K562/A02 cell line has been proved to be resistant to ADM and characterized with P-gp and MDR1 high expression (Yang et al 1995). ADM, a chemotherapeutic agent, has little effect on P-gp and MDR1, while Tet could down-regulate the level of MDR1 gene and decrease the expression of P-gp (Chen et al 2005). Our study has demonstrated that Tet polymerized with Fe3O4-MNPs may increase this down-regulation, but can’t reduce P-gp on quantity. Quantity or content but not function of P-gp can be detected by flow cytometry. This probably infers that Fe3O4-MNPs combining with P-gp may block the pump function of P-gp, which means the pump function of P-gp is cut down but not the quantity of P-gp (Cuvier et al 1992; Henry-Toulme et al 1995). Nanoparticles loaded with anticancer drug could readily approach the cell membrane, leading to drug concentrations at the cell surface higher than those obtained with the same amount of drug diluted in the culture medium, leading in turn to higher intracellular drug concentration (Hu et al 1996; Soma et al 2000). Not only have Fe3O4-MNPs the ability to block P-gp function, but also have the potent in aggregation and drug-capsulation (Wong et al 2006a, 2006b). This may be the reason that Fe3O4-MNPs which have no cytotoxicity to cells and no reversal in multidrug resistance are able to enhance ADM or Tet effective concentration intracellularly (Colin de Verdière et al 1994).

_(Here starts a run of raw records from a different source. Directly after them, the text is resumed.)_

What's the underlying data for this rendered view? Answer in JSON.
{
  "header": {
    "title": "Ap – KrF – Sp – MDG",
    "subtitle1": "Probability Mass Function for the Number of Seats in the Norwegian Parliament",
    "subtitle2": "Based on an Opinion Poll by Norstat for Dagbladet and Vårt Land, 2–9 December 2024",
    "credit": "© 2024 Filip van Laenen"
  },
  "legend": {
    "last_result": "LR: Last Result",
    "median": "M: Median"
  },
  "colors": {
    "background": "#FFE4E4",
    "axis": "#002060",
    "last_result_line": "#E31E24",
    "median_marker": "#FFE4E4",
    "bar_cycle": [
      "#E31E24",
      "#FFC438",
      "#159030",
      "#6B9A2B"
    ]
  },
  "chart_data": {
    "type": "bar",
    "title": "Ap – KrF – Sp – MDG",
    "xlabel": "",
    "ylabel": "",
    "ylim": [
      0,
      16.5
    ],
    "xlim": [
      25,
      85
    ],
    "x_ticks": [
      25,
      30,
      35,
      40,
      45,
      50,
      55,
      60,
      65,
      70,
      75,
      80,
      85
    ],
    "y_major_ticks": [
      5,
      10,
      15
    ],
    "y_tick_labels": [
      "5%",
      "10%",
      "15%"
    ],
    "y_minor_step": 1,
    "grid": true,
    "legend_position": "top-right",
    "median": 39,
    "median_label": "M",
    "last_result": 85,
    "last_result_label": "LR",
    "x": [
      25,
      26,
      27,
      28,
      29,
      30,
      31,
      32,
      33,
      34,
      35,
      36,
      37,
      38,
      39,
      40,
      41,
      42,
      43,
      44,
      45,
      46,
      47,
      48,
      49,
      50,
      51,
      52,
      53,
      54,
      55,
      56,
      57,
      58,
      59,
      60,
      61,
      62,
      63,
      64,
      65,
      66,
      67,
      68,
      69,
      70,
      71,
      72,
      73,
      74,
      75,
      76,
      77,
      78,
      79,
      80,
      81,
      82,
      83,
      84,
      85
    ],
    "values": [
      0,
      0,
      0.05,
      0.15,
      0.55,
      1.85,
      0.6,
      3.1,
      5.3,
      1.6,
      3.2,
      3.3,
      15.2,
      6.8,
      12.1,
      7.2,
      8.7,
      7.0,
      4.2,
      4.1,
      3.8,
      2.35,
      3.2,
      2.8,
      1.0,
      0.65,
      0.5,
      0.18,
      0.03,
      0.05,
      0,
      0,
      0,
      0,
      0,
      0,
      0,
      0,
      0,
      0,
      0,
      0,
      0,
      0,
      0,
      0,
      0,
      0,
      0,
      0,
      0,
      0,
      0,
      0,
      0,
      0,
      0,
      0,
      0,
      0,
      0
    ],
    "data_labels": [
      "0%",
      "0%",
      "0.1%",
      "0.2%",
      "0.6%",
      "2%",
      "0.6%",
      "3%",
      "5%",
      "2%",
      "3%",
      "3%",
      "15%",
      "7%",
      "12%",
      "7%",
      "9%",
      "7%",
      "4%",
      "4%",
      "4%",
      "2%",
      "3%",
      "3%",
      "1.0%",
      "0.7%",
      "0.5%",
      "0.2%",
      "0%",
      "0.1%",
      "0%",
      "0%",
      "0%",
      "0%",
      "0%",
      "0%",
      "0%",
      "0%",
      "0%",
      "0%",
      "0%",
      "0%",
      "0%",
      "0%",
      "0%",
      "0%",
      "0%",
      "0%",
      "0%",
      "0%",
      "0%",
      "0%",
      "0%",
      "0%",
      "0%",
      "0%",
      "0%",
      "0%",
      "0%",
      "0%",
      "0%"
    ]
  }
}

In K562/A02, ADM polymerized with Fe3O4-MNPs is more chemosensitizing than ADM alone, for it bypasses the multidrug resistance. The chemotherapy effectiveness could be further improved with the help of synergetic action of ADM and Tet co-polymerization with Fe3O4-MNPs, since 10 μmol/l Tet has both capacity in cytotoxic potency and reversal in multidrug resistant mechanisms. Thus, Tet polymerized with Fe3O4-MNPs causes a 100-fold more decrease in MDR1 mRNA level, but did not reduce total P-gp content for the combining of Fe3O4-MNPs and P-gp, which could be attributed to the P-gp being blockaded by Fe3O4-MNPs.

Conclusions

In summary, a new strategy of mechanical absorption polymerizing is established to make Fe3O4-magnetic nanoparticles load with chemotherapeutic agent ADM and(or) chemosensitizer Tet. Our study demonstrates that temperature influenced the effectiveness of the polymerization process. That 4 °C is better for the polymerization than 37 °C is also observed in this study. Our observations indicate that the polymerizing process can be controlled easily and stably. In addition, it appears that drug(s) polymerized with Fe3O4-magnetic nanoparticles definitely have curative effect on multidrug resistance by drug accumulating on the basis of certain change of some protein and gene. Tet polymerized with Fe3O4-MNPs may increase down-regulation of the level of MDR1 mRNA, but Fe3O4-MNPs can’t reduce P-gp on quantity, suggesting that P-gp function is probably blocked off. Totally, Fe3O4-MNPs loaded with ADM and Tet have synergetic effect on reversal in multidrug resistance, which may be promising for future in vivo studies even in clinic.